Durch die Einverleibung der Hoch-Technologie in das Gebiet der Musik wurde es notwendig, für die Untersuchung der Musik des 20. Jahrhunderts das Wissen der Mathematik, der Akustik und der Informatik einzubeziehen. Des Weiteren setzt die gegenwärtige musikwissenschaftliche Forschung die im Informationszeitalter benötigte Verfügbarkeit über Informationen – um mit Lyotard zu sprechen: die Enzyklopädie der Datenbank – voraus. Die Idee der Geschichtlichkeit der Musik, die die Musikphänomene als Träger des sich durch die Geschichte entfaltenden Geistes und damit als die Gegenstände des Verstehens begreift, kann bei der musikwissenschaftlichen Untersuchung zur High-Tech-Musik, die mit dem Zerfall der Autonomieästhetik zusammenhängt, durch den von Lyotard entwickelten Leitbegriff der Performativität – der Verfügung über die Technik – ersetzt werden. Die traditionelle, geisteswissenschaftliche Musikforschung scheint mithin im hochtechnologisierten Zeitalter ihre Gültigkeit zu verlieren.

Zusätzlich eröffnet die Postmoderne die Möglichkeit des Methodenpluralismus in der Musikwissenschaft. Nach Lyotard setzt das postmoderne Wissen keine Metasprache voraus. Ihm zufolge haben die großen Erzählungen, die eine Form des Wissens aufgrund ihrer Wahrheitsfähigkeit legitimieren, ihre Gültigkeit verloren. Mit der Delegitimation ermöglicht das postmoderne Wissen die Erfindung in der Meinungsverschiedenheit und die Koexistenz der inkommensurablen Sprachspiele. Dies gilt beispielsweise in der Musikforschung für die Koexistenz der heterogenen Herangehensweisen an die Musikphänomene. Nach der postmodernen Logik ist daher die Vorherrschaft eines bestimmten Zweiges der Musikforschung nicht zu legitimieren.
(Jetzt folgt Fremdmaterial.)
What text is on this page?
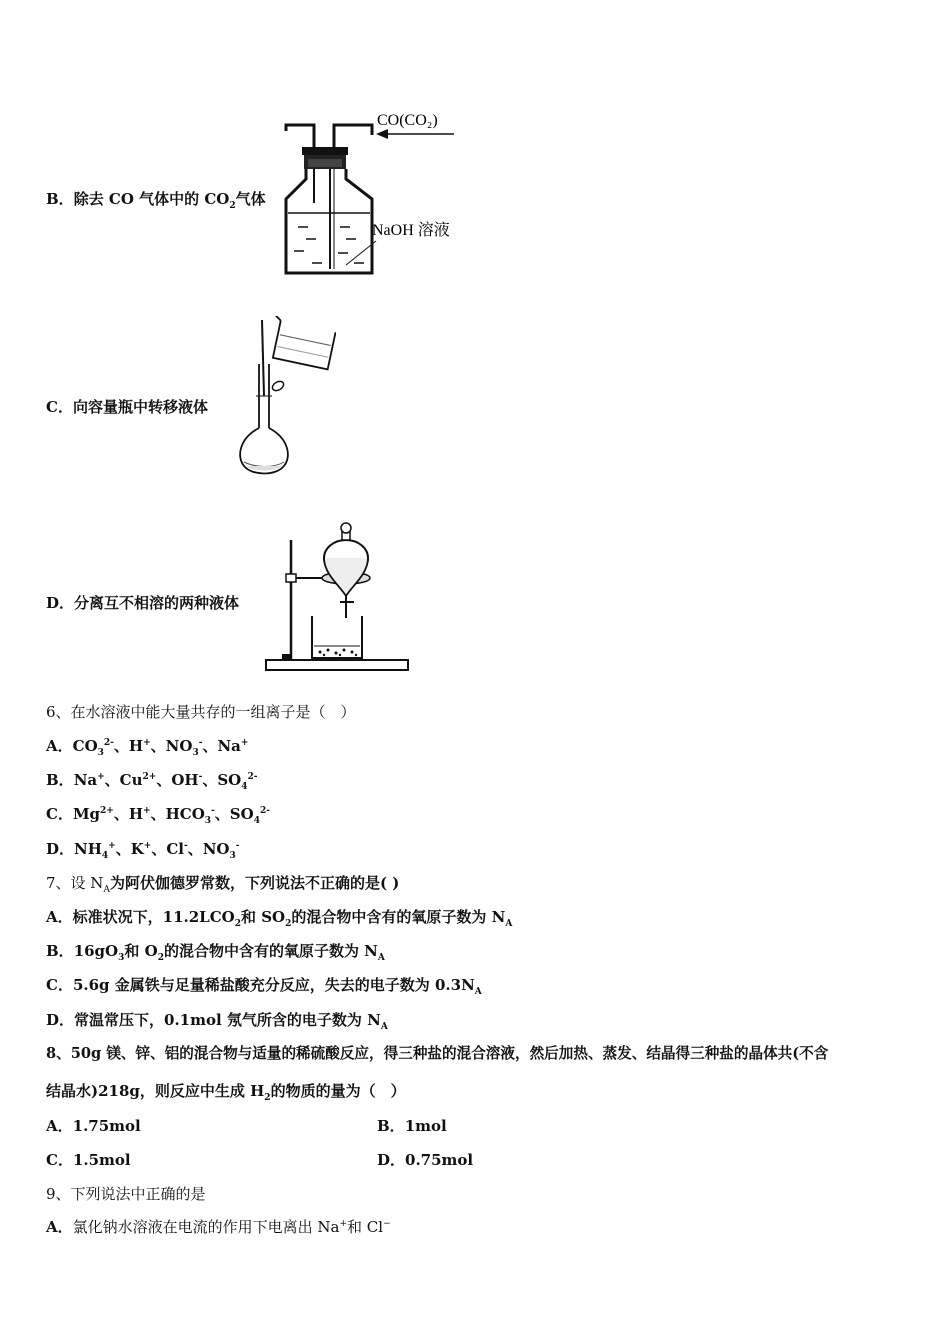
B．除去 CO 气体中的 $CO_2$气体
CO(CO₂)
NaOH 溶液
C．向容量瓶中转移液体
D．分离互不相溶的两种液体
6、在水溶液中能大量共存的一组离子是（　）
A．$CO_3^{2-}$、H+、$NO_3^-$、Na+
B．Na+、$Cu^{2+}$、OH-、$SO_4^{2-}$
C．$Mg^{2+}$、H+、$HCO_3^-$、$SO_4^{2-}$
D．$NH_4^+$、K+、Cl-、$NO_3^-$
7、设 $N_A$为阿伏伽德罗常数，下列说法不正确的是( )
A．标准状况下，$11.2LCO_2$和 $SO_2$的混合物中含有的氧原子数为 $N_A$
B．$16gO_3$和 $O_2$的混合物中含有的氧原子数为 $N_A$
C．5.6g 金属铁与足量稀盐酸充分反应，失去的电子数为 $0.3N_A$
D．常温常压下，0.1mol 氖气所含的电子数为 $N_A$
8、50g 镁、锌、铝的混合物与适量的稀硫酸反应，得三种盐的混合溶液，然后加热、蒸发、结晶得三种盐的晶体共(不含
结晶水)218g，则反应中生成 $H_2$的物质的量为（　）
A．1.75mol	B．1mol
C．1.5mol	D．0.75mol
9、下列说法中正确的是
A．氯化钠水溶液在电流的作用下电离出 Na+和 Cl−
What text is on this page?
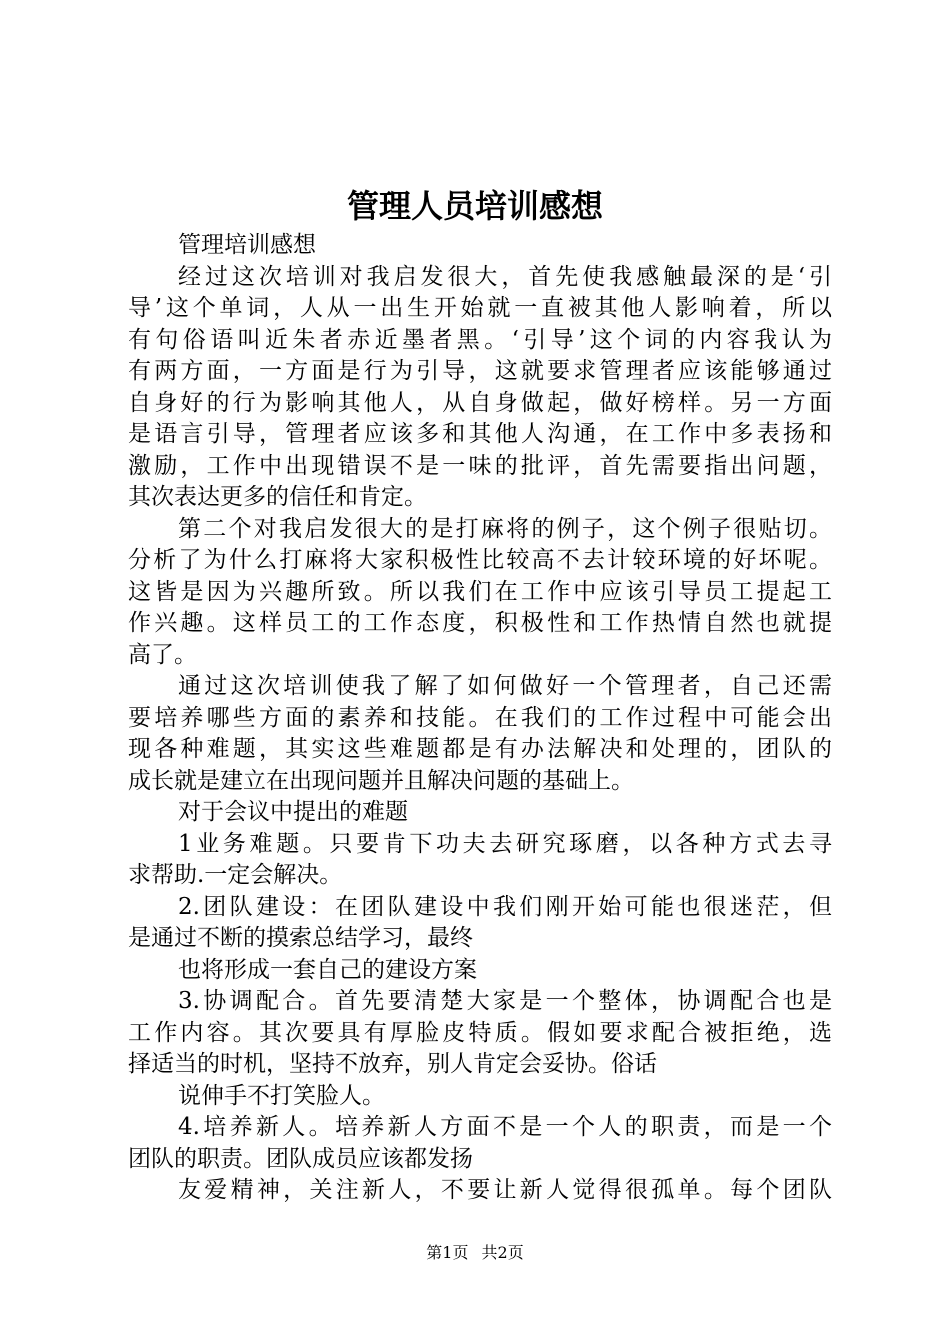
管理人员培训感想
管理培训感想
经过这次培训对我启发很大，首先使我感触最深的是‘引
导’这个单词，人从一出生开始就一直被其他人影响着，所以
有句俗语叫近朱者赤近墨者黑。‘引导’这个词的内容我认为
有两方面，一方面是行为引导，这就要求管理者应该能够通过
自身好的行为影响其他人，从自身做起，做好榜样。另一方面
是语言引导，管理者应该多和其他人沟通，在工作中多表扬和
激励，工作中出现错误不是一味的批评，首先需要指出问题，
其次表达更多的信任和肯定。
第二个对我启发很大的是打麻将的例子，这个例子很贴切。
分析了为什么打麻将大家积极性比较高不去计较环境的好坏呢。
这皆是因为兴趣所致。所以我们在工作中应该引导员工提起工
作兴趣。这样员工的工作态度，积极性和工作热情自然也就提
高了。
通过这次培训使我了解了如何做好一个管理者，自己还需
要培养哪些方面的素养和技能。在我们的工作过程中可能会出
现各种难题，其实这些难题都是有办法解决和处理的，团队的
成长就是建立在出现问题并且解决问题的基础上。
对于会议中提出的难题
1业务难题。只要肯下功夫去研究琢磨，以各种方式去寻
求帮助.一定会解决。
2.团队建设：在团队建设中我们刚开始可能也很迷茫，但
是通过不断的摸索总结学习，最终
也将形成一套自己的建设方案
3.协调配合。首先要清楚大家是一个整体，协调配合也是
工作内容。其次要具有厚脸皮特质。假如要求配合被拒绝，选
择适当的时机，坚持不放弃，别人肯定会妥协。俗话
说伸手不打笑脸人。
4.培养新人。培养新人方面不是一个人的职责，而是一个
团队的职责。团队成员应该都发扬
友爱精神，关注新人，不要让新人觉得很孤单。每个团队
第1页 共2页
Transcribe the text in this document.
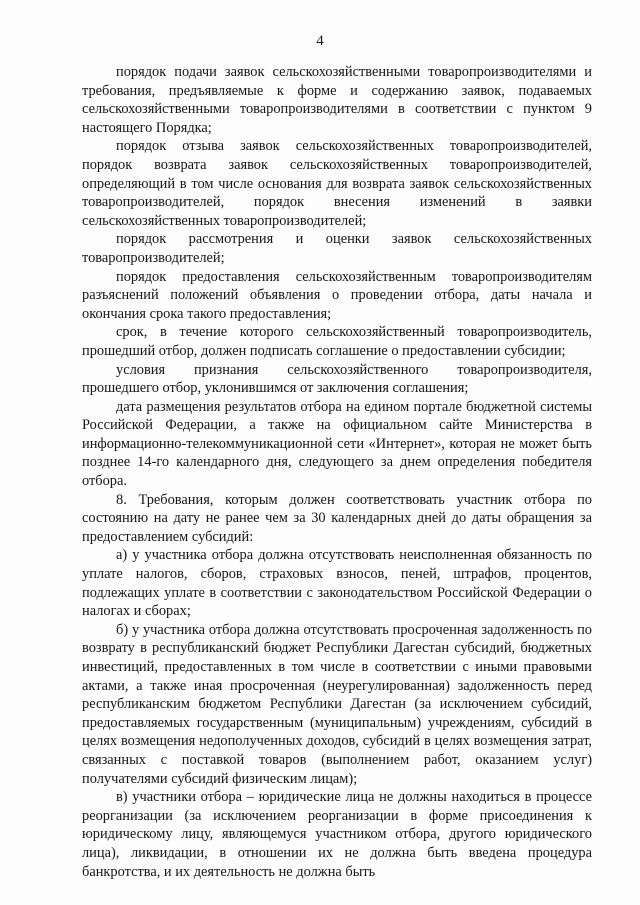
4

порядок подачи заявок сельскохозяйственными товаропроизводителями и требования, предъявляемые к форме и содержанию заявок, подаваемых сельскохозяйственными товаропроизводителями в соответствии с пунктом 9 настоящего Порядка;

порядок отзыва заявок сельскохозяйственных товаропроизводителей, порядок возврата заявок сельскохозяйственных товаропроизводителей, определяющий в том числе основания для возврата заявок сельскохозяйственных товаропроизводителей, порядок внесения изменений в заявки сельскохозяйственных товаропроизводителей;

порядок рассмотрения и оценки заявок сельскохозяйственных товаропроизводителей;

порядок предоставления сельскохозяйственным товаропроизводителям разъяснений положений объявления о проведении отбора, даты начала и окончания срока такого предоставления;

срок, в течение которого сельскохозяйственный товаропроизводитель, прошедший отбор, должен подписать соглашение о предоставлении субсидии;

условия признания сельскохозяйственного товаропроизводителя, прошедшего отбор, уклонившимся от заключения соглашения;

дата размещения результатов отбора на едином портале бюджетной системы Российской Федерации, а также на официальном сайте Министерства в информационно-телекоммуникационной сети «Интернет», которая не может быть позднее 14-го календарного дня, следующего за днем определения победителя отбора.

8. Требования, которым должен соответствовать участник отбора по состоянию на дату не ранее чем за 30 календарных дней до даты обращения за предоставлением субсидий:

а) у участника отбора должна отсутствовать неисполненная обязанность по уплате налогов, сборов, страховых взносов, пеней, штрафов, процентов, подлежащих уплате в соответствии с законодательством Российской Федерации о налогах и сборах;

б) у участника отбора должна отсутствовать просроченная задолженность по возврату в республиканский бюджет Республики Дагестан субсидий, бюджетных инвестиций, предоставленных в том числе в соответствии с иными правовыми актами, а также иная просроченная (неурегулированная) задолженность перед республиканским бюджетом Республики Дагестан (за исключением субсидий, предоставляемых государственным (муниципальным) учреждениям, субсидий в целях возмещения недополученных доходов, субсидий в целях возмещения затрат, связанных с поставкой товаров (выполнением работ, оказанием услуг) получателями субсидий физическим лицам);

в) участники отбора – юридические лица не должны находиться в процессе реорганизации (за исключением реорганизации в форме присоединения к юридическому лицу, являющемуся участником отбора, другого юридического лица), ликвидации, в отношении их не должна быть введена процедура банкротства, и их деятельность не должна быть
Der Versuch der Legitimation der Popmusikforschung, der in Kapitel 7 der vorliegenden Arbeit dargestellt wurde, erweist sich somit zwar als Kritik an der Moderne, bzw. an der etablierten Herrschaft der Historischen Musikwissenschaft, aber nicht als postmoderne Kritik. In der Postmoderne werden die jeweils mit unterschiedlichen Methoden an die Musikphänomene herangehenden Zweige der Musikforschung dem Oberbegriff der Musikwissenschaft gleichberechtigt subsumiert. Dabei dominiert kein Zweig der Musikforschung. Stattdessen ergänzen sich die widerstreitenden und heterogenen Zweige der Musikforschung und führen dadurch zur Paralogie in der Musikforschung.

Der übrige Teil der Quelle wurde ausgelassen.